GPT-5 is impressive on medical exams but struggles with real clinical reasoning, raising questions about its reliability in healthcare.
Considering the unfortunate case of Adam Raine, who committed suicide, with the help of ChatGPT, which helped Raine strategize and even write a suicide note, AI assisting in medicine has risen to the fore again.
Whether or not AI assisting such a tragedy is gross negligence is one interpretation, while others may say that AI itself is not squarely to blame, that a flag simply should have been raised earlier by the Chatbot.
I spoke to Dr. Ross Harper, a computational neuroscientist and the founder of Limbic, a clinical AI company in the mental health space, about AI's responses, especially with non-typical diagnoses.
Dr. Harper showed an alternative route that could have been taken, had AI been trained to respond differently.
The system reportedly flagged hundreds of self-harm messages but still did nothing, because it was never built for care.
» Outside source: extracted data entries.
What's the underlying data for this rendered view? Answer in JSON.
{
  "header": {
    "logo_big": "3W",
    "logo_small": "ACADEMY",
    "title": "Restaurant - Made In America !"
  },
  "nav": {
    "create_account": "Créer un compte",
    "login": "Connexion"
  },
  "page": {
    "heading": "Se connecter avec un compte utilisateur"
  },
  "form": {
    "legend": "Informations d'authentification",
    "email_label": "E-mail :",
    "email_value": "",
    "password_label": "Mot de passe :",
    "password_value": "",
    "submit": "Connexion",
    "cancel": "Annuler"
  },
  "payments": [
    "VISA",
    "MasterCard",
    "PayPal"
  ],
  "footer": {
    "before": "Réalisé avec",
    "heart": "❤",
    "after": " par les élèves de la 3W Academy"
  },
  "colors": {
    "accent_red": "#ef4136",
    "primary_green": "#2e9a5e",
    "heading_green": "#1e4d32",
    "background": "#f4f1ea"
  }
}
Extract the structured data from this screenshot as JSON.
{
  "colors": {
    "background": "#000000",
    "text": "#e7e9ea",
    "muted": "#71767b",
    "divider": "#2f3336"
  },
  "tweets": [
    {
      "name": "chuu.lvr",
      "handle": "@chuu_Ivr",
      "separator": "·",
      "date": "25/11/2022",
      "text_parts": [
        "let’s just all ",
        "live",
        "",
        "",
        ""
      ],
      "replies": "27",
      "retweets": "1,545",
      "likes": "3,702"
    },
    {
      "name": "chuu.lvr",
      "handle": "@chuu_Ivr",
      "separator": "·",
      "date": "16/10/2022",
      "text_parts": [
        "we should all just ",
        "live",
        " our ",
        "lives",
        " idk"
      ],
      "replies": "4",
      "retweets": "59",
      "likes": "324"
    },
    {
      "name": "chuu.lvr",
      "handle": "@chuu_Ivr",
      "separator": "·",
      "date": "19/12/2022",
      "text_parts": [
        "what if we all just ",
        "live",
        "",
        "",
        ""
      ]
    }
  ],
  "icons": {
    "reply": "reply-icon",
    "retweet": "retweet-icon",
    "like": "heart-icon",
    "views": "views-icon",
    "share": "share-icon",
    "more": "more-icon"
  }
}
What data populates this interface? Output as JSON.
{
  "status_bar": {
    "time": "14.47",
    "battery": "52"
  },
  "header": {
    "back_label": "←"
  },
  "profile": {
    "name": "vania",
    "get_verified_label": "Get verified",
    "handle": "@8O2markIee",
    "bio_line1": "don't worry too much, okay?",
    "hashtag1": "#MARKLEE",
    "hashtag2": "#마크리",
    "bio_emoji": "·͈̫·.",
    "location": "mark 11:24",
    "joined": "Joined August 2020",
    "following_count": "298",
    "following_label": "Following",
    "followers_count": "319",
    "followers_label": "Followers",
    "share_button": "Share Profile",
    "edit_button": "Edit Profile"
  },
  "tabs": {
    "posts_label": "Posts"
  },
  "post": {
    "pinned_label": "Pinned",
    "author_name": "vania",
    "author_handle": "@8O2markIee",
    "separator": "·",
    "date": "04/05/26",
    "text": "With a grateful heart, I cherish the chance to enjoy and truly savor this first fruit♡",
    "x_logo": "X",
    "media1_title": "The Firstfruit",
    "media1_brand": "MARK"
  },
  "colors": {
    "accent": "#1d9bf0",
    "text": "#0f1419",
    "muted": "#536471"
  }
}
Imagine if, at that point, ChatGPT had handed off to a clinically proven AI designed specifically for mental healthcare. Adam could have been supported safely, and even connected to a human clinician.
Dr Harper illustrated.
Training for the exam
Earlier in August, the Journal of the American Medical Association (JAMA) published a study about “the fidelity of medical reasoning in language learning models” that measured how proficient AI is with medical exams.
The researchers found that AI models are generally great at recognizing medical benchmarks through pattern recognition but not through true reasoning.
In other words, it works like a student who has memorized all the answers for the theory test, but struggles on the practical exam.
The doctors view
Harper values GPT-5’s aptitude for therapeutic complexity but wouldn’t advocate for seeking left-field medical solutions.
"I wouldn’t recommend using GPT-5 ‘out of the box’ for diagnosis or treatment. It simply isn’t designed for that, and without safeguards it can go wrong in high-stakes settings,” he told Cybernews.
Such a caveat reveals the need for more regulatory oversight, especially if a user seeks approval or confirmation bias for a controversial health measure.
Dr. Harper sees potential still in AI for reading between the lines and using pre-existing knowledge, coupled with long-standing health concerns.
“GPT-5 has extraordinary strengths. It has compressed a vast body of knowledge and can track long, nuanced conversations.”
The problem could well be the covert nature of discussing problems with the AI in secret, so as to shield the issue away from medical staff.
“For AI to deliver quality care, LLMs must be paired with a more structured AI system with clinical reasoning. This is the only way that we can benefit from the conversational aspect of LLMs, but with clinical certainty and more importantly with transparency into how clinical decisions are made,” Harper said.
Testing GPT-5 myself
I felt like I should ask a couple of questions myself that were not that straightforward, that might vary from how a human doctor would respond.
“I'm having severe anxiety – should I bite into a lemon?” I asked GPT-5. The response was pretty good, as it mentioned that it does actually help.
That would probably differ from a doctor’s advice, who might go into the actual root cause of the anxiety and might not get wrapped up in a yes/no question.
Next, I asked whether it was safe to drink alcohol while on antibiotics. It mentioned that it depended on which type of antibiotic you take, but that the best practice would be to avoid alcohol for at least a couple of days.
When prompted, it even illuminated that it used a mixture of reasoning and real-time risk evaluation, while maintaining to stay away from the booze.
AI in clinical practice
While my GPT-5 experiments showed some reasoning, experts caution that these models aren’t ready to operate independently.
The key, Harper emphasizes, isn’t banning AI from medicine but using it safely.
“The future isn’t about banning general AI from medicine – it’s about combining it with domain-specific guardrails.”
Have thoughts about this topic? Others do, too. Join them in the discussion.
Looking ahead, he envisions a new layer in clinical practice.
“In the next 10 years, there will be a new layer in the clinical staffing pyramid: an infinitely scalable layer of validated clinical AI agents.”
This approach means AI can handle routine or standardized tasks while clinicians focus on complex cases, maintaining quality care and safety.